Shang Hai, Friar Tuck, and Wine Cellars Uncorked were cited for having no employee health policy at all. Without a written policy, there is no documented system for identifying which employees should be excluded from food handling when symptomatic, and no record that staff have been trained on when to report illness to a manager.
Food from unapproved or unknown sources, documented at Shang Hai, Oak Wood Smoke House and Grill, and Crooked Spoon Gastropub, removes the traceability chain that health officials rely on when investigating an outbreak. If a customer becomes ill, inspectors cannot trace contaminated food back to a supplier, a harvest date, or a recall. The shellfish traceability violations at Shang Hai, Oak Wood Smoke House and Grill, and Friar Tuck compound that problem specifically for oysters, clams, and mussels, which are consumed raw or lightly cooked and carry elevated risk of Vibrio and hepatitis A contamination.

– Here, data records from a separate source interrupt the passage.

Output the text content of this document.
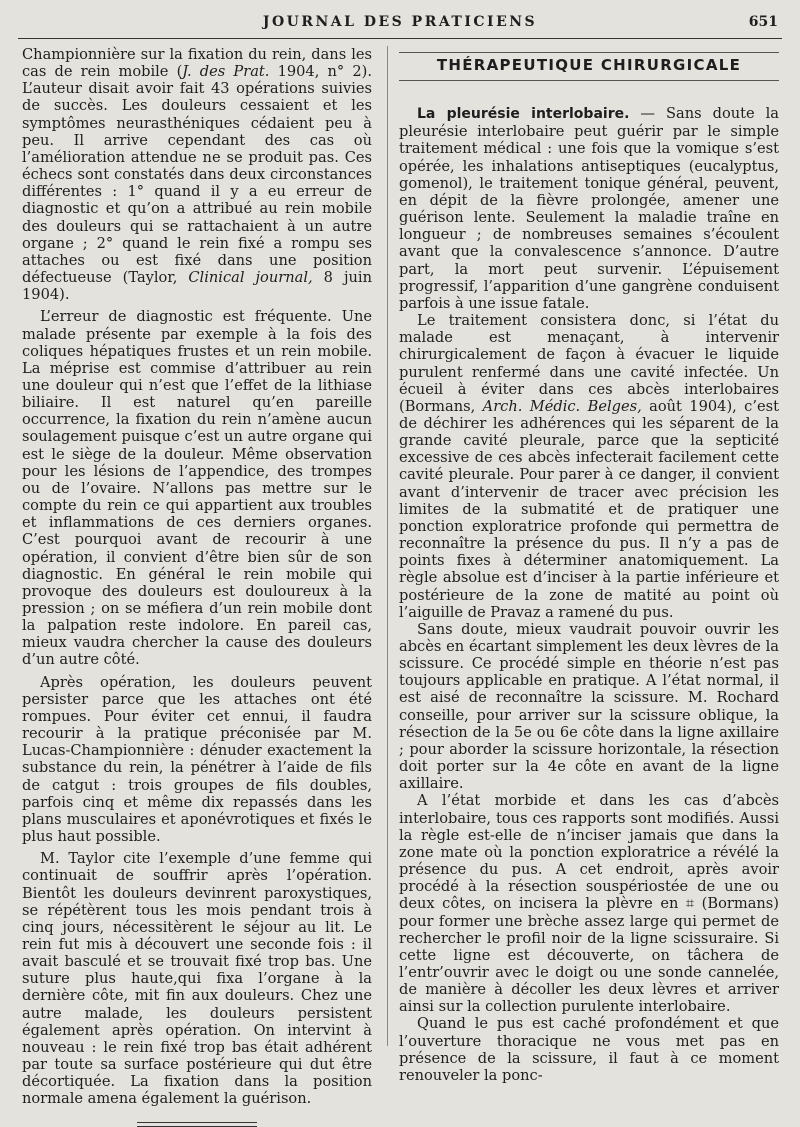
JOURNAL DES PRATICIENS	651

Championnière sur la fixation du rein, dans les cas de rein mobile (J. des Prat. 1904, n° 2). L’auteur disait avoir fait 43 opérations suivies de succès. Les douleurs cessaient et les symptômes neurasthéniques cédaient peu à peu. Il arrive cependant des cas où l’amélioration attendue ne se produit pas. Ces échecs sont constatés dans deux circonstances différentes : 1° quand il y a eu erreur de diagnostic et qu’on a attribué au rein mobile des douleurs qui se rattachaient à un autre organe ; 2° quand le rein fixé a rompu ses attaches ou est fixé dans une position défectueuse (Taylor, Clinical journal, 8 juin 1904).

L’erreur de diagnostic est fréquente. Une malade présente par exemple à la fois des coliques hépatiques frustes et un rein mobile. La méprise est commise d’attribuer au rein une douleur qui n’est que l’effet de la lithiase biliaire. Il est naturel qu’en pareille occurrence, la fixation du rein n’amène aucun soulagement puisque c’est un autre organe qui est le siège de la douleur. Même observation pour les lésions de l’appendice, des trompes ou de l’ovaire. N’allons pas mettre sur le compte du rein ce qui appartient aux troubles et inflammations de ces derniers organes. C’est pourquoi avant de recourir à une opération, il convient d’être bien sûr de son diagnostic. En général le rein mobile qui provoque des douleurs est douloureux à la pression ; on se méfiera d’un rein mobile dont la palpation reste indolore. En pareil cas, mieux vaudra chercher la cause des douleurs d’un autre côté.

Après opération, les douleurs peuvent persister parce que les attaches ont été rompues. Pour éviter cet ennui, il faudra recourir à la pratique préconisée par M. Lucas-Championnière : dénuder exactement la substance du rein, la pénétrer à l’aide de fils de catgut : trois groupes de fils doubles, parfois cinq et même dix repassés dans les plans musculaires et aponévrotiques et fixés le plus haut possible.

M. Taylor cite l’exemple d’une femme qui continuait de souffrir après l’opération. Bientôt les douleurs devinrent paroxystiques, se répétèrent tous les mois pendant trois à cinq jours, nécessitèrent le séjour au lit. Le rein fut mis à découvert une seconde fois : il avait basculé et se trouvait fixé trop bas. Une suture plus haute,qui fixa l’organe à la dernière côte, mit fin aux douleurs. Chez une autre malade, les douleurs persistent également après opération. On intervint à nouveau : le rein fixé trop bas était adhérent par toute sa surface postérieure qui dut être décortiquée. La fixation dans la position normale amena également la guérison.

THÉRAPEUTIQUE CHIRURGICALE

La pleurésie interlobaire. — Sans doute la pleurésie interlobaire peut guérir par le simple traitement médical : une fois que la vomique s’est opérée, les inhalations antiseptiques (eucalyptus, gomenol), le traitement tonique général, peuvent, en dépit de la fièvre prolongée, amener une guérison lente. Seulement la maladie traîne en longueur ; de nombreuses semaines s’écoulent avant que la convalescence s’annonce. D’autre part, la mort peut survenir. L’épuisement progressif, l’apparition d’une gangrène conduisent parfois à une issue fatale.

Le traitement consistera donc, si l’état du malade est menaçant, à intervenir chirurgicalement de façon à évacuer le liquide purulent renfermé dans une cavité infectée. Un écueil à éviter dans ces abcès interlobaires (Bormans, Arch. Médic. Belges, août 1904), c’est de déchirer les adhérences qui les séparent de la grande cavité pleurale, parce que la septicité excessive de ces abcès infecterait facilement cette cavité pleurale. Pour parer à ce danger, il convient avant d’intervenir de tracer avec précision les limites de la submatité et de pratiquer une ponction exploratrice profonde qui permettra de reconnaître la présence du pus. Il n’y a pas de points fixes à déterminer anatomiquement. La règle absolue est d’inciser à la partie inférieure et postérieure de la zone de matité au point où l’aiguille de Pravaz a ramené du pus.

Sans doute, mieux vaudrait pouvoir ouvrir les abcès en écartant simplement les deux lèvres de la scissure. Ce procédé simple en théorie n’est pas toujours applicable en pratique. A l’état normal, il est aisé de reconnaître la scissure. M. Rochard conseille, pour arriver sur la scissure oblique, la résection de la 5e ou 6e côte dans la ligne axillaire ; pour aborder la scissure horizontale, la résection doit porter sur la 4e côte en avant de la ligne axillaire.

A l’état morbide et dans les cas d’abcès interlobaire, tous ces rapports sont modifiés. Aussi la règle est-elle de n’inciser jamais que dans la zone mate où la ponction exploratrice a révélé la présence du pus. A cet endroit, après avoir procédé à la résection souspériostée de une ou deux côtes, on incisera la plèvre en ⌗ (Bormans) pour former une brèche assez large qui permet de rechercher le profil noir de la ligne scissuraire. Si cette ligne est découverte, on tâchera de l’entr’ouvrir avec le doigt ou une sonde cannelée, de manière à décoller les deux lèvres et arriver ainsi sur la collection purulente interlobaire.

Quand le pus est caché profondément et que l’ouverture thoracique ne vous met pas en présence de la scissure, il faut à ce moment renouveler la ponc-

Chemical storage violations appeared at six facilities this week: Oak Wood Smoke House and Grill, Las Palmas Cuban Restaurant, Ay Jalisco, Hibachi Express, Crooked Spoon Gastropub, and Denny's. Improperly stored or unlabeled cleaning chemicals near food preparation areas create a direct route to chemical contamination of food, an exposure that can produce immediate illness and, in acute cases, is not treatable by cooking.
The Longer Record
The data does not include prior inspection counts for the facilities featured this week, which limits the ability to place individual restaurants in their full historical context. What the week's record does show is a geographic concentration: nine of the eleven facilities with multiple high-severity violations are in Clermont, and several share the same commercial corridors along Citrus Tower Boulevard and the US Hwy 50 and 192 corridors.
Three facilities on or near Citrus Tower Boulevard, Oak Wood Smoke House and Grill, Hibachi Express, and Crooked Spoon Gastropub, each drew six or more high-severity violations in the same inspection week. All three share food contact surface sanitation failures and no consumer advisory citations. Whether those shared violations reflect a common supplier, a shared maintenance contractor, or independent failures is not established by the inspection records alone.
Shang Hai's 12 high-severity violations include the week's only parasite destruction citation, a violation that requires inspectors to find documented evidence that fish served raw or undercooked has been frozen to kill parasites including Anisakis and tapeworm. The absence of those records, combined with the citation for food from unapproved sources, means inspectors could not verify either where the fish came from or how it was handled before service.
Friar Tuck's citation for no approved potable water supply remained unresolved in the inspection record as of the data provided for this report.